As a parent you cannot help but make certain choices for your children. Also if you bring them up with meat, you make a choice. To many people this may not actually seem a choice because meat eating is the norm today. There are no reasons however, including in the domain of health, why it should be like that. People of all age groups, including babies and young children, can thrive on a balanced vegetarian or even vegan diet. Conversely, roughly 1 in 3 children in Europe (and more in the US) are now overweight. That's a direct result of this "normal diet" with which we raise them. It would therefore be difficult to argue that bringing up children with meat is in any way more valid, correct or justified than raising children without meat, and hence we should have no real need for additional arguments in support of the vegetarian option. Neither are there reasons to support the statement that children should be vegetarians only when they themselves have made a conscious decision to be vegetarians. Parents can make that decision for them.

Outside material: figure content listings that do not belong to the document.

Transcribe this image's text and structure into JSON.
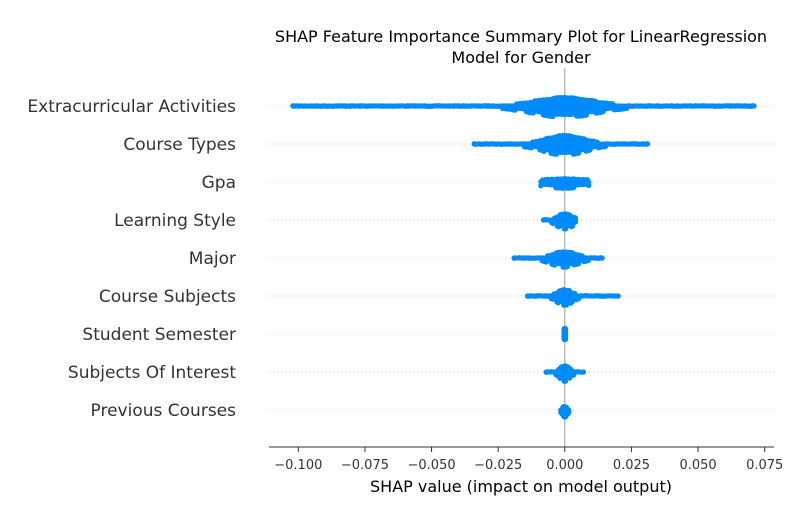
{
  "chart_data": {
    "type": "scatter",
    "title_lines": [
      "SHAP Feature Importance Summary Plot for LinearRegression",
      "Model for Gender"
    ],
    "xlabel": "SHAP value (impact on model output)",
    "ylabel": "",
    "xlim": [
      -0.111,
      0.0785
    ],
    "xticks": [
      -0.1,
      -0.075,
      -0.05,
      -0.025,
      0.0,
      0.025,
      0.05,
      0.075
    ],
    "xtick_labels": [
      "−0.100",
      "−0.075",
      "−0.050",
      "−0.025",
      "0.000",
      "0.025",
      "0.050",
      "0.075"
    ],
    "grid": false,
    "point_color": "#008bfb",
    "features": [
      {
        "name": "Extracurricular Activities",
        "min": -0.102,
        "max": 0.071,
        "spread": 0.012,
        "max_half_height": 11,
        "outliers": [
          -0.102,
          -0.1,
          -0.083,
          -0.082,
          -0.073,
          -0.068,
          -0.066,
          -0.062,
          -0.056,
          -0.054,
          0.058,
          0.062,
          0.064,
          0.067,
          0.071
        ]
      },
      {
        "name": "Course Types",
        "min": -0.034,
        "max": 0.031,
        "spread": 0.008,
        "max_half_height": 11,
        "outliers": [
          -0.034,
          -0.032,
          -0.026,
          -0.02,
          -0.019,
          0.023,
          0.026,
          0.03,
          0.031
        ]
      },
      {
        "name": "Gpa",
        "min": -0.009,
        "max": 0.009,
        "spread": 0.009,
        "max_half_height": 6,
        "outliers": []
      },
      {
        "name": "Learning Style",
        "min": -0.008,
        "max": 0.004,
        "spread": 0.003,
        "max_half_height": 9,
        "outliers": [
          -0.008
        ]
      },
      {
        "name": "Major",
        "min": -0.019,
        "max": 0.014,
        "spread": 0.005,
        "max_half_height": 9,
        "outliers": [
          -0.019,
          0.014
        ]
      },
      {
        "name": "Course Subjects",
        "min": -0.014,
        "max": 0.02,
        "spread": 0.003,
        "max_half_height": 9,
        "outliers": [
          -0.014,
          0.011,
          0.02
        ]
      },
      {
        "name": "Student Semester",
        "min": -0.0003,
        "max": 0.0003,
        "spread": 0.0008,
        "max_half_height": 8,
        "outliers": []
      },
      {
        "name": "Subjects Of Interest",
        "min": -0.007,
        "max": 0.007,
        "spread": 0.002,
        "max_half_height": 9,
        "outliers": [
          -0.007,
          0.007
        ]
      },
      {
        "name": "Previous Courses",
        "min": -0.0015,
        "max": 0.0015,
        "spread": 0.001,
        "max_half_height": 7,
        "outliers": []
      }
    ]
  }
}
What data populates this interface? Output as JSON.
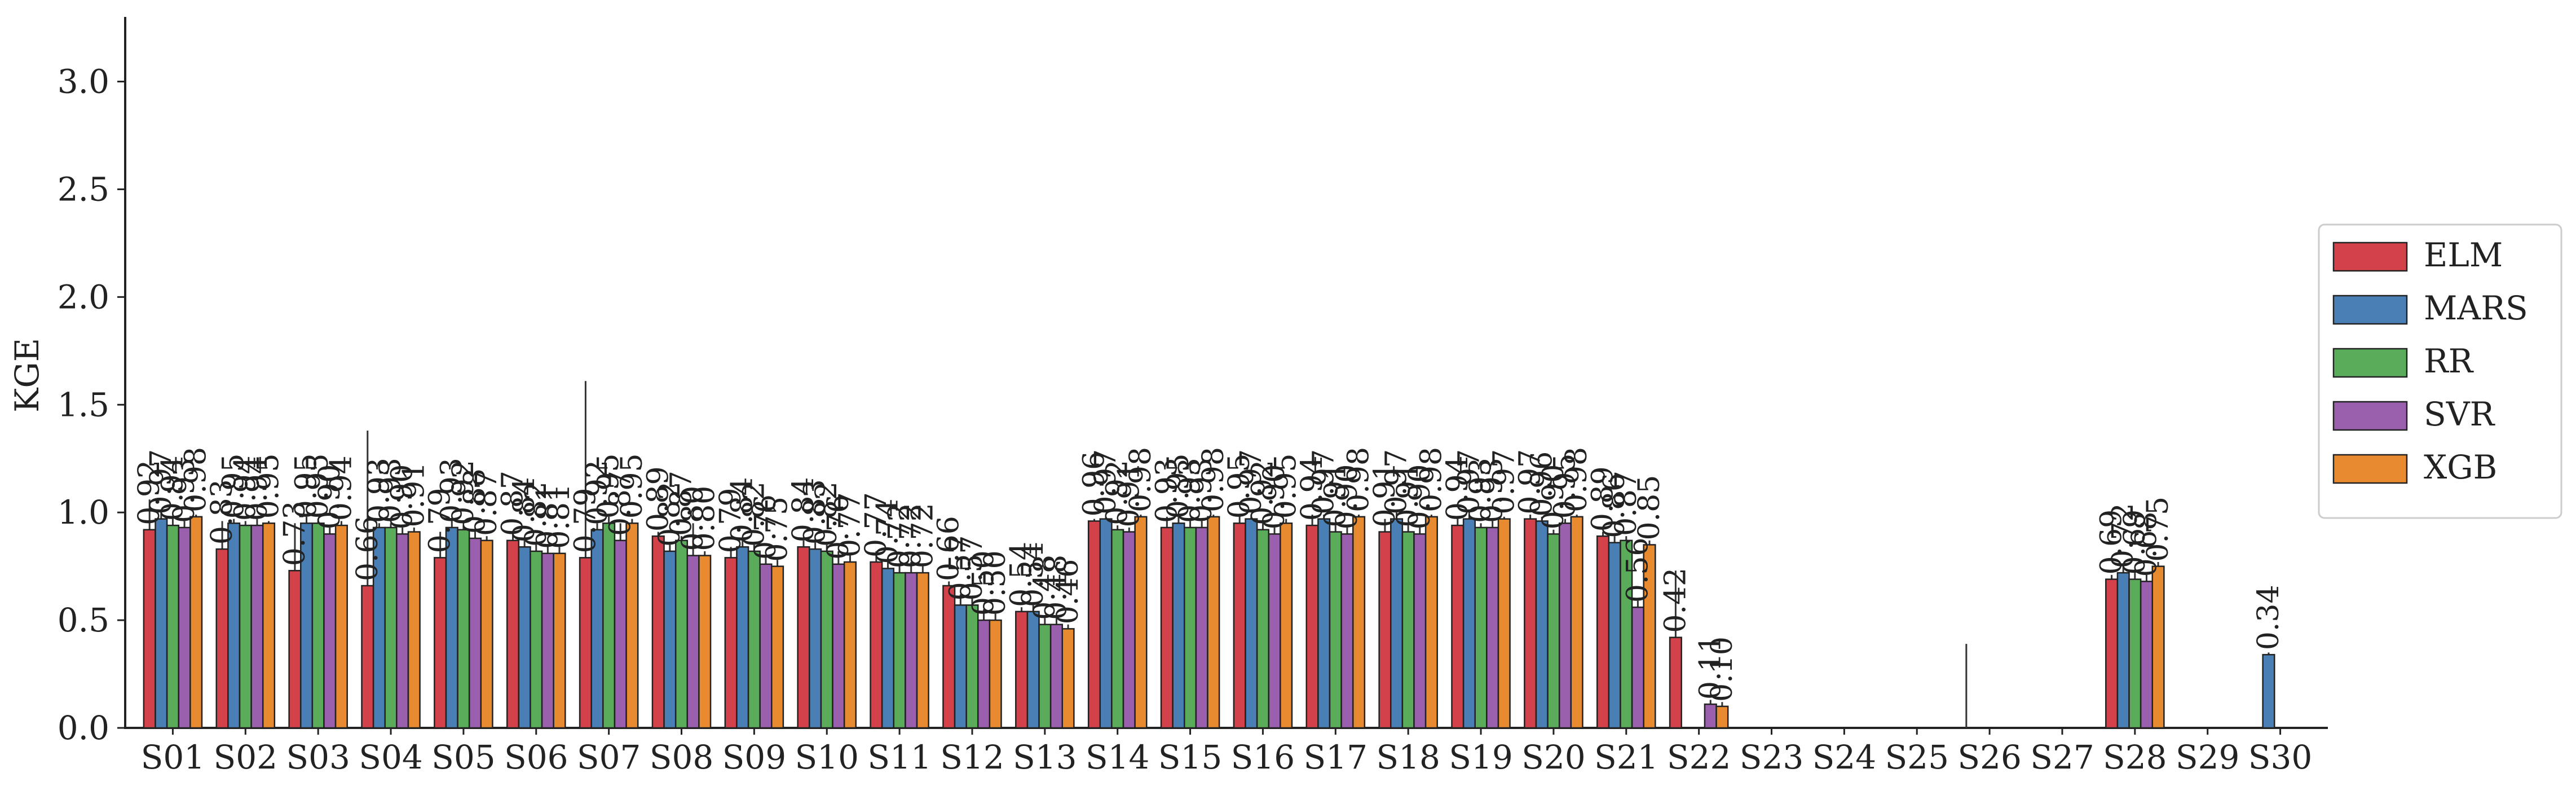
{
  "chart_data": {
    "type": "bar",
    "title": "",
    "xlabel": "",
    "ylabel": "KGE",
    "ylim": [
      0,
      3.3
    ],
    "yticks": [
      0.0,
      0.5,
      1.0,
      1.5,
      2.0,
      2.5,
      3.0
    ],
    "ytick_labels": [
      "0.0",
      "0.5",
      "1.0",
      "1.5",
      "2.0",
      "2.5",
      "3.0"
    ],
    "grid": false,
    "legend_position": "right",
    "categories": [
      "S01",
      "S02",
      "S03",
      "S04",
      "S05",
      "S06",
      "S07",
      "S08",
      "S09",
      "S10",
      "S11",
      "S12",
      "S13",
      "S14",
      "S15",
      "S16",
      "S17",
      "S18",
      "S19",
      "S20",
      "S21",
      "S22",
      "S23",
      "S24",
      "S25",
      "S26",
      "S27",
      "S28",
      "S29",
      "S30"
    ],
    "series": [
      {
        "name": "ELM",
        "color": "#d3424a",
        "values": [
          0.92,
          0.83,
          0.73,
          0.66,
          0.79,
          0.87,
          0.79,
          0.89,
          0.79,
          0.84,
          0.77,
          0.66,
          0.54,
          0.96,
          0.93,
          0.95,
          0.94,
          0.91,
          0.94,
          0.97,
          0.89,
          0.42,
          null,
          null,
          null,
          null,
          null,
          0.69,
          null,
          null
        ],
        "labels": [
          "0.92",
          "0.83",
          "0.73",
          "0.66",
          "0.79",
          "0.87",
          "0.79",
          "0.89",
          "0.79",
          "0.84",
          "0.77",
          "0.66",
          "0.54",
          "0.96",
          "0.93",
          "0.95",
          "0.94",
          "0.91",
          "0.94",
          "0.97",
          "0.89",
          "0.42",
          "",
          "",
          "",
          "",
          "",
          "0.69",
          "",
          ""
        ],
        "err": [
          0.14,
          0.13,
          0.22,
          0.72,
          0.12,
          0.04,
          0.82,
          0.02,
          0.05,
          0.03,
          0.05,
          0.02,
          0.02,
          0.01,
          0.05,
          0.04,
          0.05,
          0.06,
          0.04,
          0.02,
          0.02,
          0.31,
          0,
          0,
          0,
          0.39,
          0,
          0.02,
          0,
          0
        ]
      },
      {
        "name": "MARS",
        "color": "#4a7fb5",
        "values": [
          0.97,
          0.95,
          0.95,
          0.93,
          0.93,
          0.84,
          0.92,
          0.82,
          0.84,
          0.83,
          0.74,
          0.57,
          0.54,
          0.97,
          0.95,
          0.97,
          0.97,
          0.97,
          0.97,
          0.96,
          0.86,
          null,
          null,
          null,
          null,
          null,
          null,
          0.72,
          null,
          0.34
        ],
        "labels": [
          "0.97",
          "0.95",
          "0.95",
          "0.93",
          "0.93",
          "0.84",
          "0.92",
          "0.82",
          "0.84",
          "0.83",
          "0.74",
          "0.57",
          "0.54",
          "0.97",
          "0.95",
          "0.97",
          "0.97",
          "0.97",
          "0.97",
          "0.96",
          "0.86",
          "",
          "",
          "",
          "",
          "",
          "",
          "0.72",
          "",
          "0.34"
        ],
        "err": [
          0.03,
          0.02,
          0.03,
          0.02,
          0.03,
          0.03,
          0.03,
          0.03,
          0.04,
          0.03,
          0.05,
          0.05,
          0.03,
          0.01,
          0.03,
          0.02,
          0.02,
          0.03,
          0.02,
          0.02,
          0.03,
          0,
          0,
          0,
          0,
          0,
          0,
          0.03,
          0,
          0.01
        ]
      },
      {
        "name": "RR",
        "color": "#5aab5a",
        "values": [
          0.94,
          0.94,
          0.95,
          0.93,
          0.92,
          0.82,
          0.95,
          0.87,
          0.82,
          0.82,
          0.72,
          0.57,
          0.48,
          0.92,
          0.93,
          0.92,
          0.91,
          0.91,
          0.93,
          0.9,
          0.87,
          null,
          null,
          null,
          null,
          null,
          null,
          0.69,
          null,
          null
        ],
        "labels": [
          "0.94",
          "0.94",
          "0.95",
          "0.93",
          "0.92",
          "0.82",
          "0.95",
          "0.87",
          "0.82",
          "0.82",
          "0.72",
          "0.57",
          "0.48",
          "0.92",
          "0.93",
          "0.92",
          "0.91",
          "0.91",
          "0.93",
          "0.90",
          "0.87",
          "",
          "",
          "",
          "",
          "",
          "",
          "0.69",
          "",
          ""
        ],
        "err": [
          0.03,
          0.02,
          0.02,
          0.02,
          0.02,
          0.03,
          0.03,
          0.02,
          0.03,
          0.03,
          0.04,
          0.04,
          0.03,
          0.02,
          0.03,
          0.03,
          0.03,
          0.03,
          0.02,
          0.02,
          0.02,
          0,
          0,
          0,
          0,
          0,
          0,
          0.03,
          0,
          0
        ]
      },
      {
        "name": "SVR",
        "color": "#9a60ad",
        "values": [
          0.93,
          0.94,
          0.9,
          0.9,
          0.88,
          0.81,
          0.87,
          0.8,
          0.76,
          0.76,
          0.72,
          0.5,
          0.48,
          0.91,
          0.93,
          0.9,
          0.9,
          0.9,
          0.93,
          0.95,
          0.56,
          0.11,
          null,
          null,
          null,
          null,
          null,
          0.68,
          null,
          null
        ],
        "labels": [
          "0.93",
          "0.94",
          "0.90",
          "0.90",
          "0.88",
          "0.81",
          "0.87",
          "0.80",
          "0.76",
          "0.76",
          "0.72",
          "0.50",
          "0.48",
          "0.91",
          "0.93",
          "0.90",
          "0.90",
          "0.90",
          "0.93",
          "0.95",
          "0.56",
          "0.11",
          "",
          "",
          "",
          "",
          "",
          "0.68",
          "",
          ""
        ],
        "err": [
          0.03,
          0.03,
          0.03,
          0.03,
          0.03,
          0.04,
          0.08,
          0.15,
          0.04,
          0.06,
          0.05,
          0.05,
          0.03,
          0.02,
          0.03,
          0.03,
          0.03,
          0.03,
          0.03,
          0.02,
          0.03,
          0.02,
          0,
          0,
          0,
          0,
          0,
          0.03,
          0,
          0
        ]
      },
      {
        "name": "XGB",
        "color": "#e88a30",
        "values": [
          0.98,
          0.95,
          0.94,
          0.91,
          0.87,
          0.81,
          0.95,
          0.8,
          0.75,
          0.77,
          0.72,
          0.5,
          0.46,
          0.98,
          0.98,
          0.95,
          0.98,
          0.98,
          0.97,
          0.98,
          0.85,
          0.1,
          null,
          null,
          null,
          null,
          null,
          0.75,
          null,
          null
        ],
        "labels": [
          "0.98",
          "0.95",
          "0.94",
          "0.91",
          "0.87",
          "0.81",
          "0.95",
          "0.80",
          "0.75",
          "0.77",
          "0.72",
          "0.50",
          "0.46",
          "0.98",
          "0.98",
          "0.95",
          "0.98",
          "0.98",
          "0.97",
          "0.98",
          "0.85",
          "0.10",
          "",
          "",
          "",
          "",
          "",
          "0.75",
          "",
          ""
        ],
        "err": [
          0.01,
          0.01,
          0.02,
          0.02,
          0.02,
          0.03,
          0.02,
          0.02,
          0.03,
          0.03,
          0.03,
          0.03,
          0.02,
          0.01,
          0.01,
          0.02,
          0.01,
          0.01,
          0.01,
          0.01,
          0.02,
          0.02,
          0,
          0,
          0,
          0,
          0,
          0.02,
          0,
          0
        ]
      }
    ]
  }
}
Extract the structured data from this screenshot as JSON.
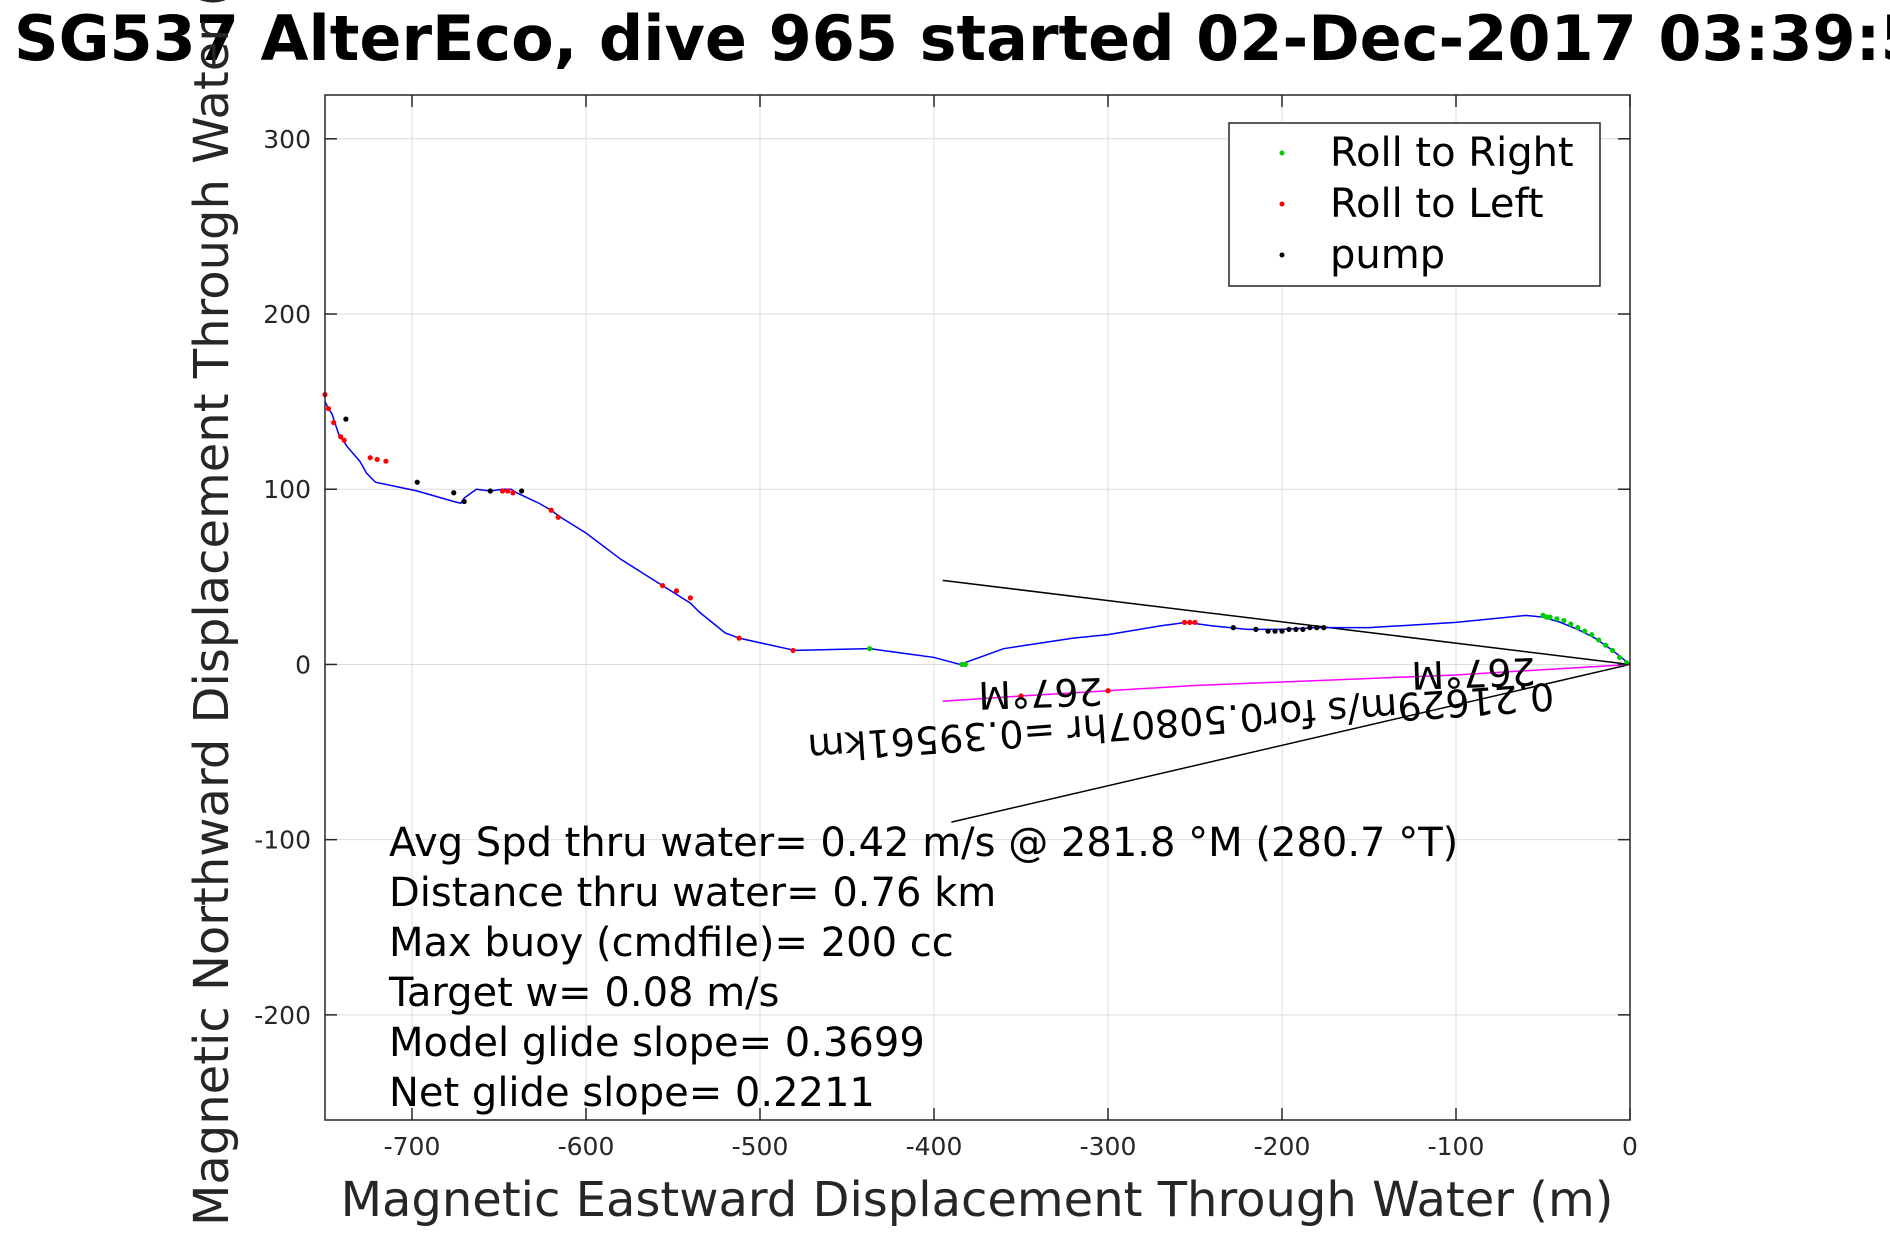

Incidentally, my experience with vegetarian parents (I myself have no children) is that they are not overly fanatical in the vegetarian upbringing of their children. The children will of course get information on why the parents do not eat meat, they won't be served any meat at home and there won't be meat on their sandwiches to take to school. But they will hear from their parents about what meat is, that other people eat it, and often that if they want to taste it out of the house, they are free to do so. Unfortunately vegetarian parents must constantly defend and justify their perfectly justifiable choice to their family, friends, teachers, doctors, etc.
Eating meat is not a neutral idea or custom. The American psychologist Melanie Joy finds it problematic that a term such as vegetarianism exists, while there is no term for the norm (eating meat). Vegetarianism needs to be explained, but the norm doesn't. She points out that behind our habit of the daily and careless consumption of meat, there is also an ideology, which she calls carnism.
When we choose how to raise our children, the choice is not between the "normal option" (meat) and the ideological option, but between vegetarianism and carnism. Whoever tries to objectively analyse the pros and cons of both systems, may very well find that it makes more sense to raise a child vegetarian, to give it the necessary information when it reaches the right age, and then let it decide whether it wants to eat animals or not. Can this be told in a neutral and objective way, without influencing the child? That's probably rather difficult. But on the other hand: consider what parents tell their children when they spontaneously start to question meat (as many do, at a very young age). The parents will say that those animals didn't suffer, that they were bred for this purpose, or that this is just the way the world is and that we have to eat meat. Is *that* objective information?